Search criteria included:

  • 7+ years of progressive experience in finance and accounting, with at least 5 years in leadership roles
  • Demonstrated success in managing ABL relationships, compliance reporting, and board-level communication
  • Deep fluency in standard costing, inventory management, and working capital optimization
  • Strong ERP system experience (e.g., NetSuite, MS Dynamics GP), ideally including implementation
  • A hands-on, low-ego leadership style suited for small, fast-paced organizations with lean teams


We emphasized candidates who could build credibility across functions quickly, drive meaningful financial change, and align tightly with both investor goals and company culture.


The Placement

We placed a seasoned CFO with over 15 years of experience leading finance teams in private equity-backed, multi-site manufacturing and agriculture businesses.
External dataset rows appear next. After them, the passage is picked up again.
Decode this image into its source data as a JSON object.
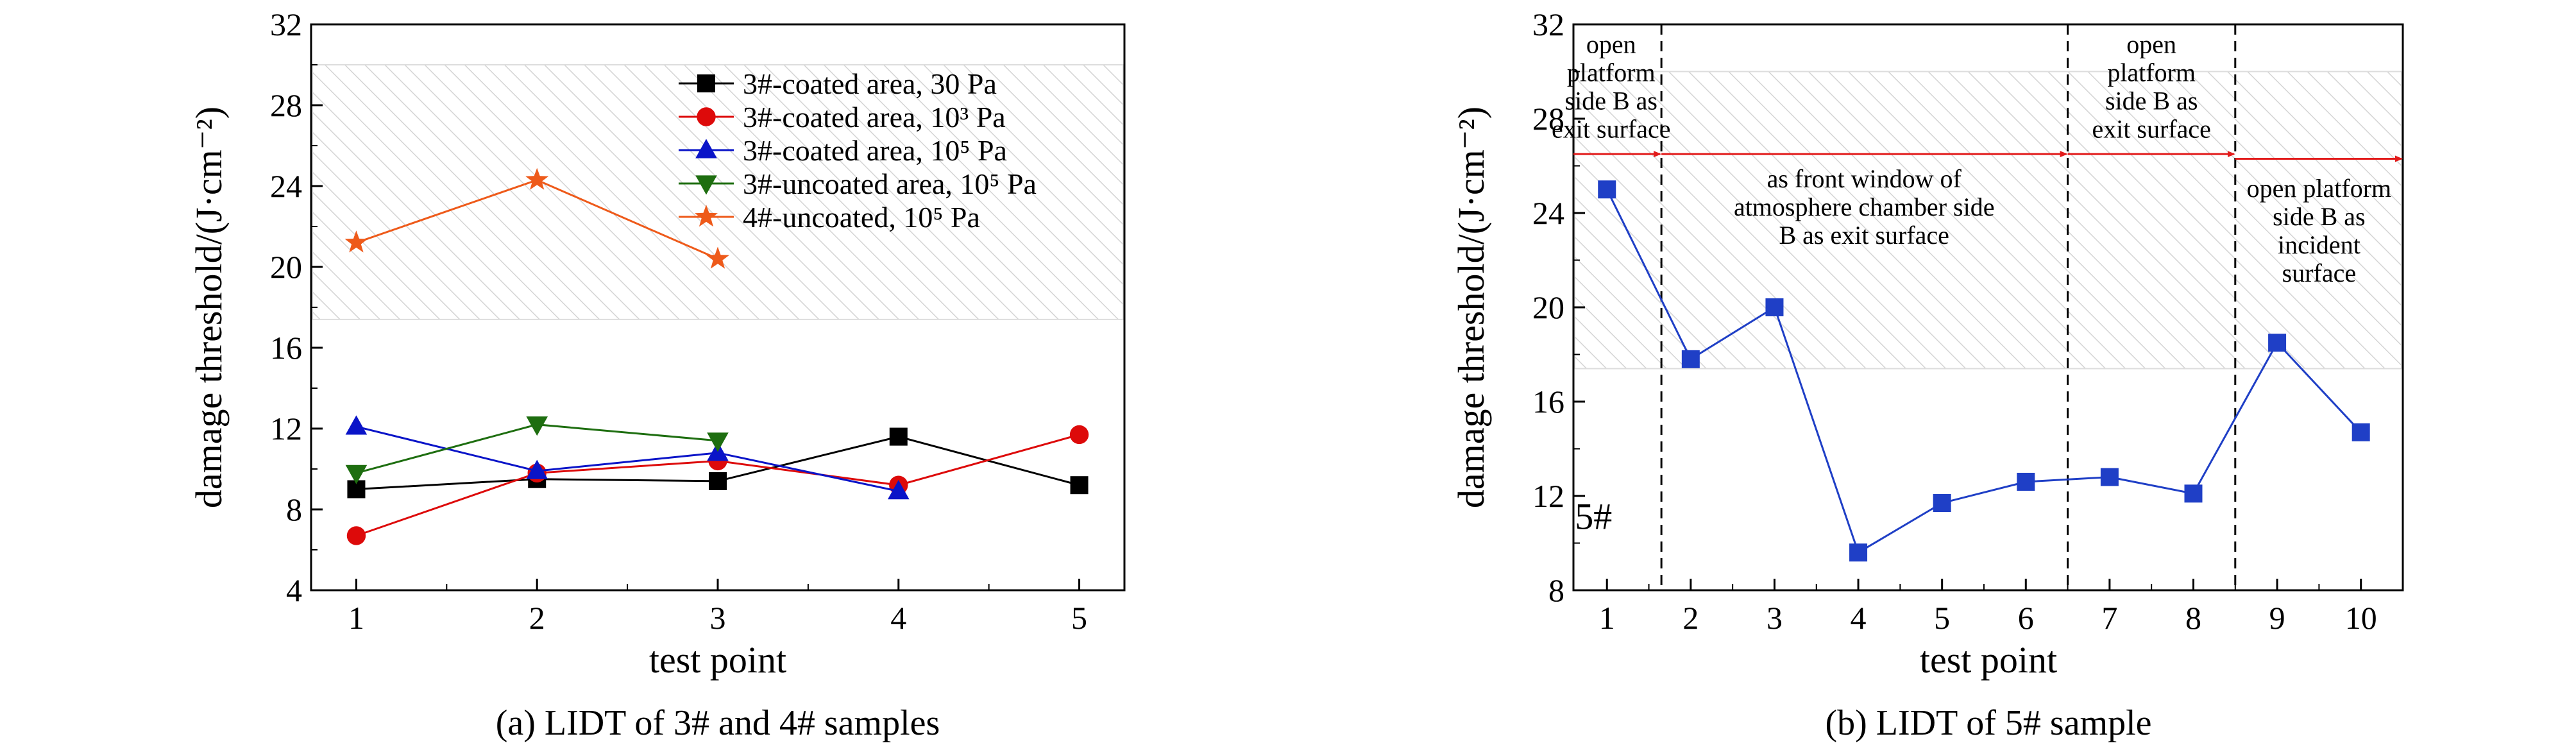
{
  "chart_data": [
    {
      "type": "line",
      "caption": "(a) LIDT of 3# and 4# samples",
      "xlabel": "test point",
      "ylabel": "damage threshold/(J·cm⁻²)",
      "xlim": [
        0.75,
        5.25
      ],
      "ylim": [
        4,
        32
      ],
      "xticks": [
        1,
        2,
        3,
        4,
        5
      ],
      "yticks": [
        4,
        8,
        12,
        16,
        20,
        24,
        28,
        32
      ],
      "band": [
        17.4,
        30.0
      ],
      "legend_position": "top-right",
      "series": [
        {
          "name": "3#-coated area, 30 Pa",
          "color": "#000000",
          "marker": "square",
          "x": [
            1,
            2,
            3,
            4,
            5
          ],
          "values": [
            9.0,
            9.5,
            9.4,
            11.6,
            9.2
          ]
        },
        {
          "name": "3#-coated area, 10³ Pa",
          "color": "#dd0a0a",
          "marker": "circle",
          "x": [
            1,
            2,
            3,
            4,
            5
          ],
          "values": [
            6.7,
            9.8,
            10.4,
            9.2,
            11.7
          ]
        },
        {
          "name": "3#-coated area, 10⁵ Pa",
          "color": "#0a14c8",
          "marker": "triangle-up",
          "x": [
            1,
            2,
            3,
            4
          ],
          "values": [
            12.1,
            9.9,
            10.8,
            8.9
          ]
        },
        {
          "name": "3#-uncoated area, 10⁵ Pa",
          "color": "#1e6e10",
          "marker": "triangle-down",
          "x": [
            1,
            2,
            3
          ],
          "values": [
            9.8,
            12.2,
            11.4
          ]
        },
        {
          "name": "4#-uncoated, 10⁵ Pa",
          "color": "#ee5a1a",
          "marker": "star",
          "x": [
            1,
            2,
            3
          ],
          "values": [
            21.2,
            24.3,
            20.4
          ]
        }
      ]
    },
    {
      "type": "line",
      "caption": "(b) LIDT of 5# sample",
      "xlabel": "test point",
      "ylabel": "damage threshold/(J·cm⁻²)",
      "xlim": [
        0.6,
        10.5
      ],
      "ylim": [
        8,
        32
      ],
      "xticks": [
        1,
        2,
        3,
        4,
        5,
        6,
        7,
        8,
        9,
        10
      ],
      "yticks": [
        8,
        12,
        16,
        20,
        24,
        28,
        32
      ],
      "band": [
        17.4,
        30.0
      ],
      "sample_label": "5#",
      "dividers": [
        1.65,
        6.5,
        8.5
      ],
      "series": [
        {
          "name": "",
          "color": "#1f3fc6",
          "marker": "square",
          "x": [
            1,
            2,
            3,
            4,
            5,
            6,
            7,
            8,
            9,
            10
          ],
          "values": [
            25.0,
            17.8,
            20.0,
            9.6,
            11.7,
            12.6,
            12.8,
            12.1,
            18.5,
            14.7
          ]
        }
      ],
      "annotations": [
        {
          "lines": [
            "open",
            "platform",
            "side B as",
            "exit surface"
          ],
          "x": 1.05,
          "y_top": 31.6
        },
        {
          "lines": [
            "as front window of",
            "atmosphere chamber side",
            "B as exit surface"
          ],
          "x": 4.07,
          "y_top": 25.9
        },
        {
          "lines": [
            "open",
            "platform",
            "side B as",
            "exit surface"
          ],
          "x": 7.5,
          "y_top": 31.6
        },
        {
          "lines": [
            "open platform",
            "side B as",
            "incident",
            "surface"
          ],
          "x": 9.5,
          "y_top": 25.5
        }
      ],
      "arrows": [
        {
          "x_from": 0.6,
          "x_to": 1.65,
          "y": 26.5
        },
        {
          "x_from": 1.65,
          "x_to": 6.5,
          "y": 26.5
        },
        {
          "x_from": 6.5,
          "x_to": 8.5,
          "y": 26.5
        },
        {
          "x_from": 8.5,
          "x_to": 10.5,
          "y": 26.3
        }
      ]
    }
  ]
}
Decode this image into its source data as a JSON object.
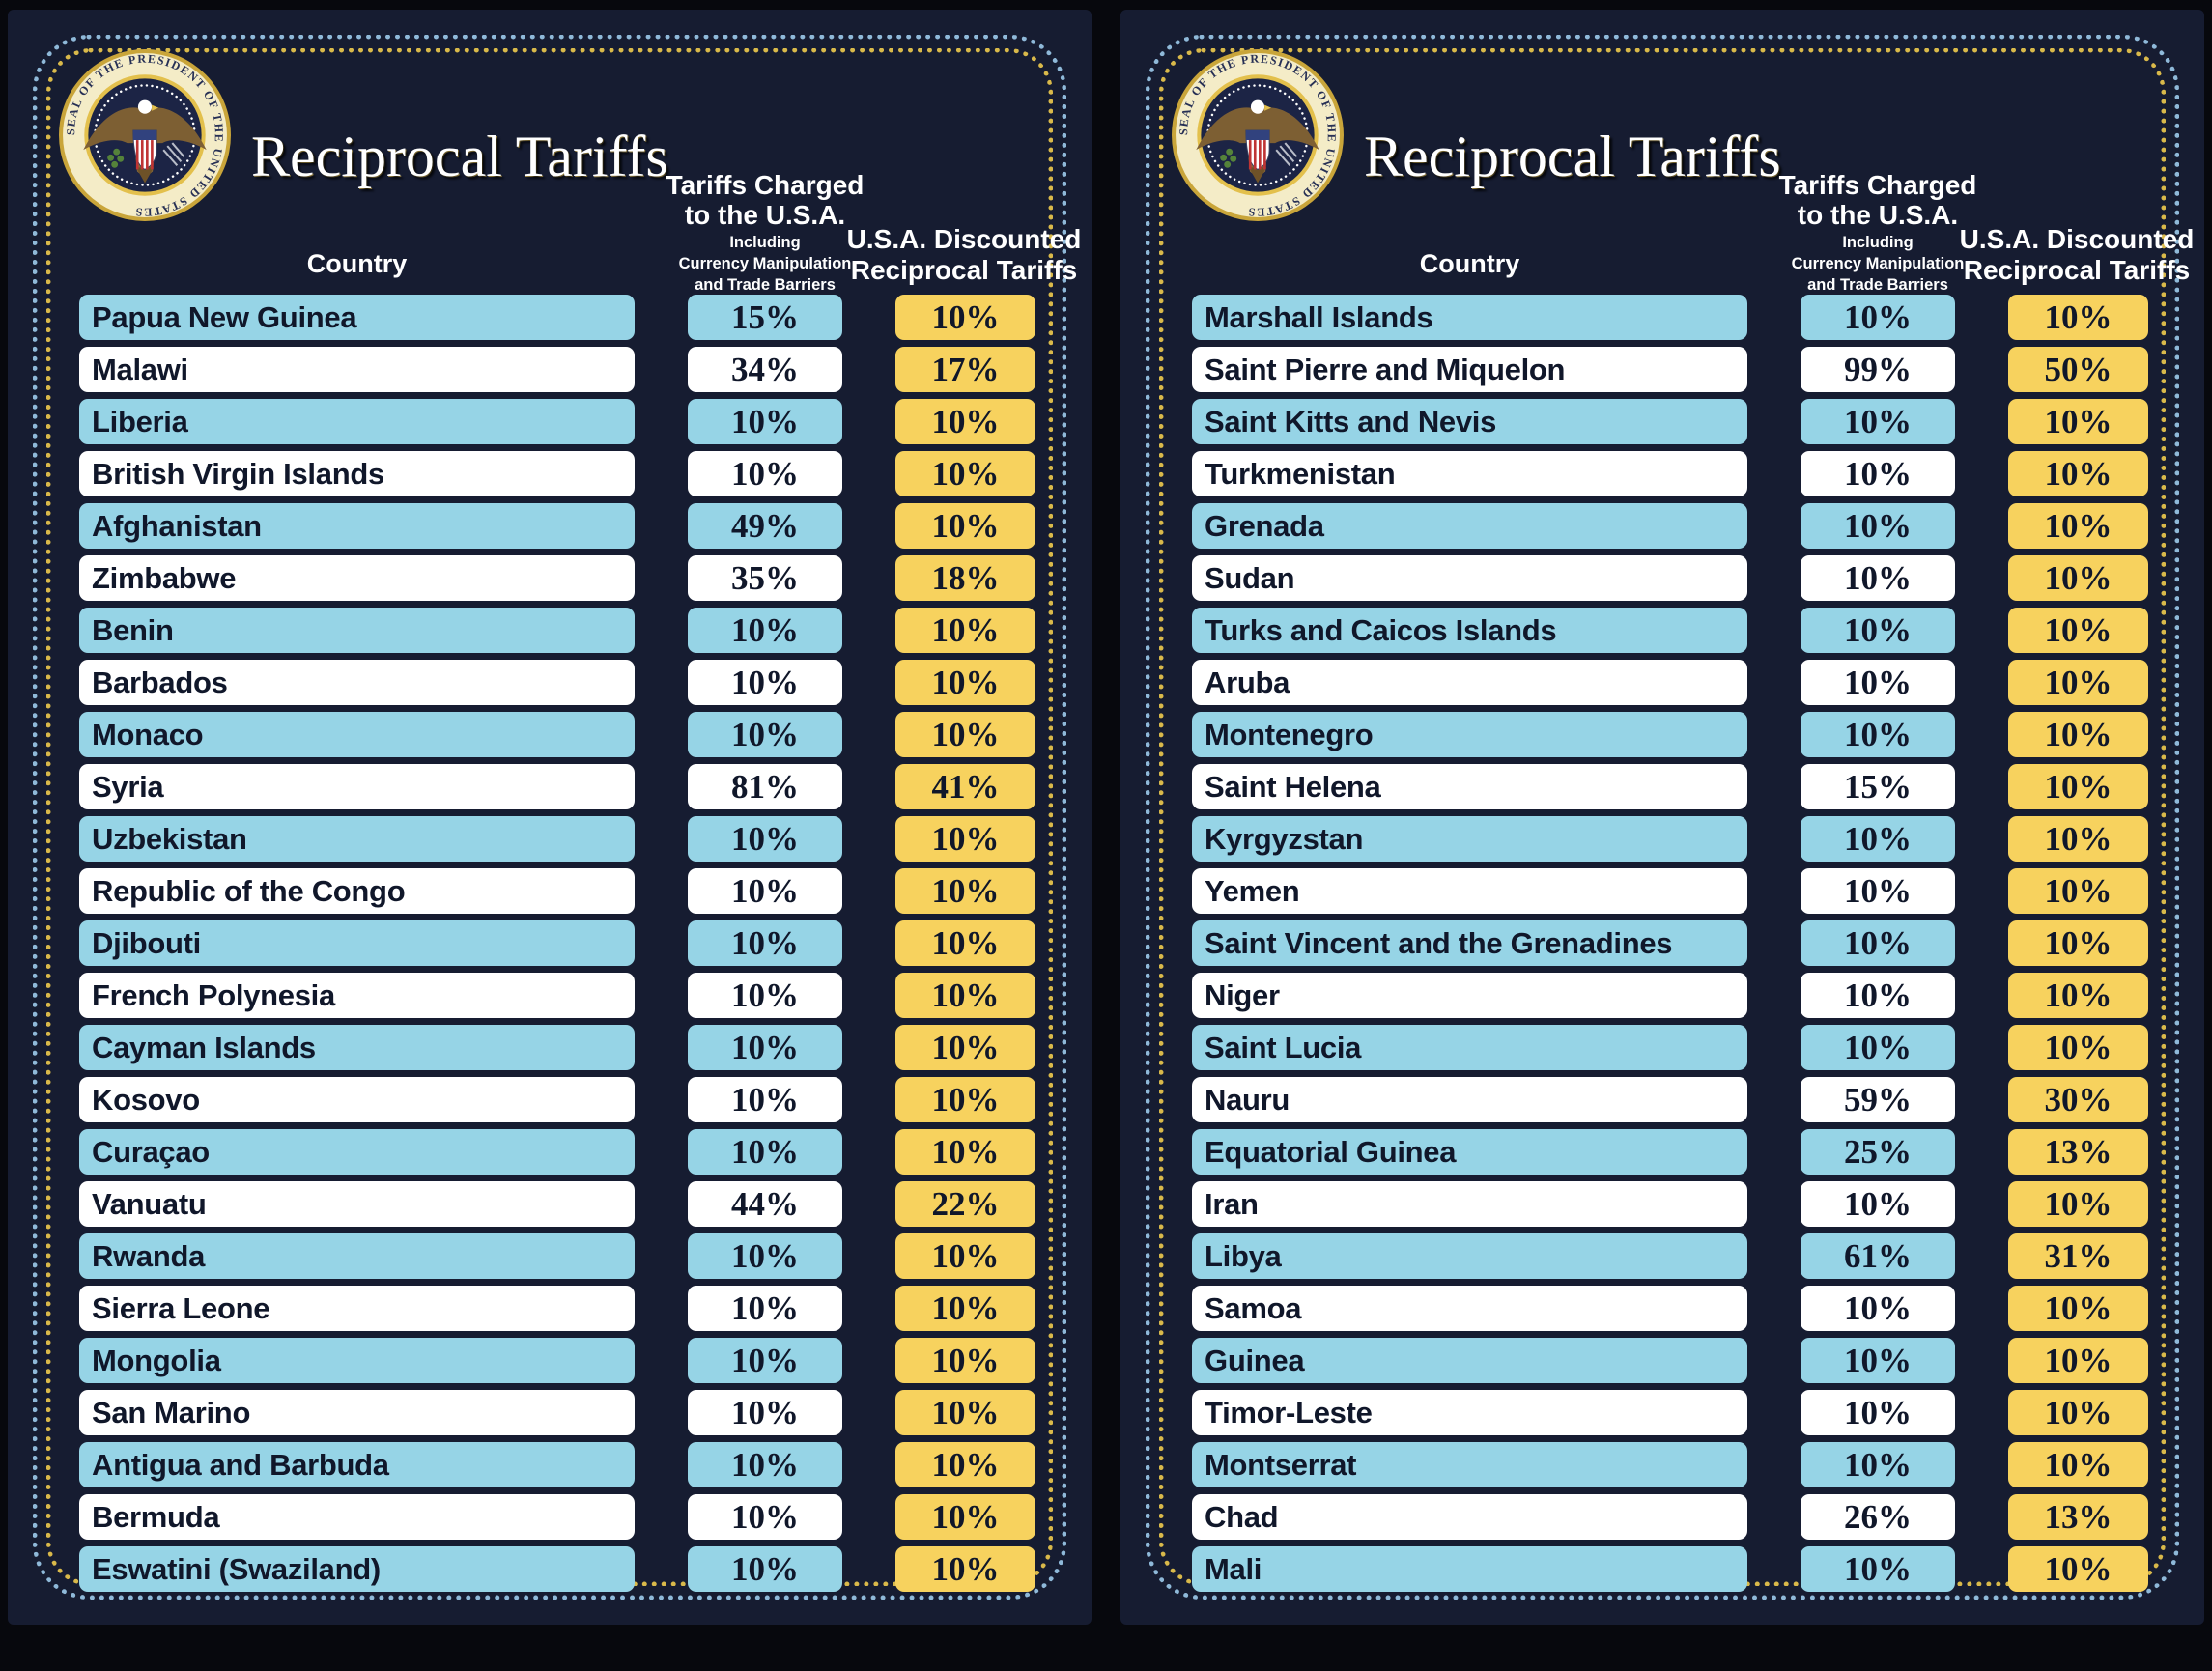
{
  "colors": {
    "page_bg": "#07080d",
    "board_bg": "#161c31",
    "row_blue": "#96d4e6",
    "row_white": "#ffffff",
    "discount_yellow": "#f7d25e",
    "row_text": "#10172a",
    "border_dot_blue": "#8fb9d9",
    "border_dot_yellow": "#d9b94a"
  },
  "seal": {
    "ring_text": "SEAL OF THE PRESIDENT OF THE UNITED STATES"
  },
  "panels": [
    {
      "title": "Reciprocal Tariffs",
      "columns": {
        "country": "Country",
        "charged_title_line1": "Tariffs Charged",
        "charged_title_line2": "to the U.S.A.",
        "charged_sub_line1": "Including",
        "charged_sub_line2": "Currency Manipulation",
        "charged_sub_line3": "and Trade Barriers",
        "discount_line1": "U.S.A. Discounted",
        "discount_line2": "Reciprocal Tariffs"
      }
    },
    {
      "title": "Reciprocal Tariffs",
      "columns": {
        "country": "Country",
        "charged_title_line1": "Tariffs Charged",
        "charged_title_line2": "to the U.S.A.",
        "charged_sub_line1": "Including",
        "charged_sub_line2": "Currency Manipulation",
        "charged_sub_line3": "and Trade Barriers",
        "discount_line1": "U.S.A. Discounted",
        "discount_line2": "Reciprocal Tariffs"
      }
    }
  ],
  "chart_data": [
    {
      "type": "table",
      "title": "Reciprocal Tariffs (left board)",
      "columns": [
        "Country",
        "Tariffs Charged to the U.S.A. Including Currency Manipulation and Trade Barriers",
        "U.S.A. Discounted Reciprocal Tariffs"
      ],
      "rows": [
        [
          "Papua New Guinea",
          "15%",
          "10%"
        ],
        [
          "Malawi",
          "34%",
          "17%"
        ],
        [
          "Liberia",
          "10%",
          "10%"
        ],
        [
          "British Virgin Islands",
          "10%",
          "10%"
        ],
        [
          "Afghanistan",
          "49%",
          "10%"
        ],
        [
          "Zimbabwe",
          "35%",
          "18%"
        ],
        [
          "Benin",
          "10%",
          "10%"
        ],
        [
          "Barbados",
          "10%",
          "10%"
        ],
        [
          "Monaco",
          "10%",
          "10%"
        ],
        [
          "Syria",
          "81%",
          "41%"
        ],
        [
          "Uzbekistan",
          "10%",
          "10%"
        ],
        [
          "Republic of the Congo",
          "10%",
          "10%"
        ],
        [
          "Djibouti",
          "10%",
          "10%"
        ],
        [
          "French Polynesia",
          "10%",
          "10%"
        ],
        [
          "Cayman Islands",
          "10%",
          "10%"
        ],
        [
          "Kosovo",
          "10%",
          "10%"
        ],
        [
          "Curaçao",
          "10%",
          "10%"
        ],
        [
          "Vanuatu",
          "44%",
          "22%"
        ],
        [
          "Rwanda",
          "10%",
          "10%"
        ],
        [
          "Sierra Leone",
          "10%",
          "10%"
        ],
        [
          "Mongolia",
          "10%",
          "10%"
        ],
        [
          "San Marino",
          "10%",
          "10%"
        ],
        [
          "Antigua and Barbuda",
          "10%",
          "10%"
        ],
        [
          "Bermuda",
          "10%",
          "10%"
        ],
        [
          "Eswatini (Swaziland)",
          "10%",
          "10%"
        ]
      ]
    },
    {
      "type": "table",
      "title": "Reciprocal Tariffs (right board)",
      "columns": [
        "Country",
        "Tariffs Charged to the U.S.A. Including Currency Manipulation and Trade Barriers",
        "U.S.A. Discounted Reciprocal Tariffs"
      ],
      "rows": [
        [
          "Marshall Islands",
          "10%",
          "10%"
        ],
        [
          "Saint Pierre and Miquelon",
          "99%",
          "50%"
        ],
        [
          "Saint Kitts and Nevis",
          "10%",
          "10%"
        ],
        [
          "Turkmenistan",
          "10%",
          "10%"
        ],
        [
          "Grenada",
          "10%",
          "10%"
        ],
        [
          "Sudan",
          "10%",
          "10%"
        ],
        [
          "Turks and Caicos Islands",
          "10%",
          "10%"
        ],
        [
          "Aruba",
          "10%",
          "10%"
        ],
        [
          "Montenegro",
          "10%",
          "10%"
        ],
        [
          "Saint Helena",
          "15%",
          "10%"
        ],
        [
          "Kyrgyzstan",
          "10%",
          "10%"
        ],
        [
          "Yemen",
          "10%",
          "10%"
        ],
        [
          "Saint Vincent and the Grenadines",
          "10%",
          "10%"
        ],
        [
          "Niger",
          "10%",
          "10%"
        ],
        [
          "Saint Lucia",
          "10%",
          "10%"
        ],
        [
          "Nauru",
          "59%",
          "30%"
        ],
        [
          "Equatorial Guinea",
          "25%",
          "13%"
        ],
        [
          "Iran",
          "10%",
          "10%"
        ],
        [
          "Libya",
          "61%",
          "31%"
        ],
        [
          "Samoa",
          "10%",
          "10%"
        ],
        [
          "Guinea",
          "10%",
          "10%"
        ],
        [
          "Timor-Leste",
          "10%",
          "10%"
        ],
        [
          "Montserrat",
          "10%",
          "10%"
        ],
        [
          "Chad",
          "26%",
          "13%"
        ],
        [
          "Mali",
          "10%",
          "10%"
        ]
      ]
    }
  ]
}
A CPA and former controller, she brought:

  • Expertise in standard costing, capital planning, and asset-based lending
  • A track record of optimizing month-end close, payroll, and AP processes through automation
  • Experience implementing and upgrading ERP systems (NetSuite, Microsoft Dynamics GP)
  • A deep understanding of financial reporting, board communication, and KPI development tailored to investor expectations
  • A hands-on leadership style rooted in operational finance and strategic collaboration with CEOs and executive teams


Her ability to translate complex data into actionable insight made her a trusted voice across departments and a critical driver of financial discipline.


The Outcome

The CFO quickly partnered with both the CEO and private equity sponsors to align financial strategy with broader business goals. Key outcomes included:

  • Reversing a multi-quarter EBITDA decline through cost control and margin improvement
  • Delivering monthly and quarterly financial reports and dashboards tailored to investor KPIs
  • Strengthening banking relationships, renegotiating terms, and achieving ABL covenant compliance within six months
  • Leading successful financial audits and enhancing internal controls
  • Building a capable finance team while remaining closely involved in tactical execution
  • Helping the business navigate COVID-era disruptions, ensuring continuity, protecting cash flow, and maintaining alignment across finance, operations, and sales

Under her leadership, the company regained financial stability and positioned itself for sustainable, value-driven growth.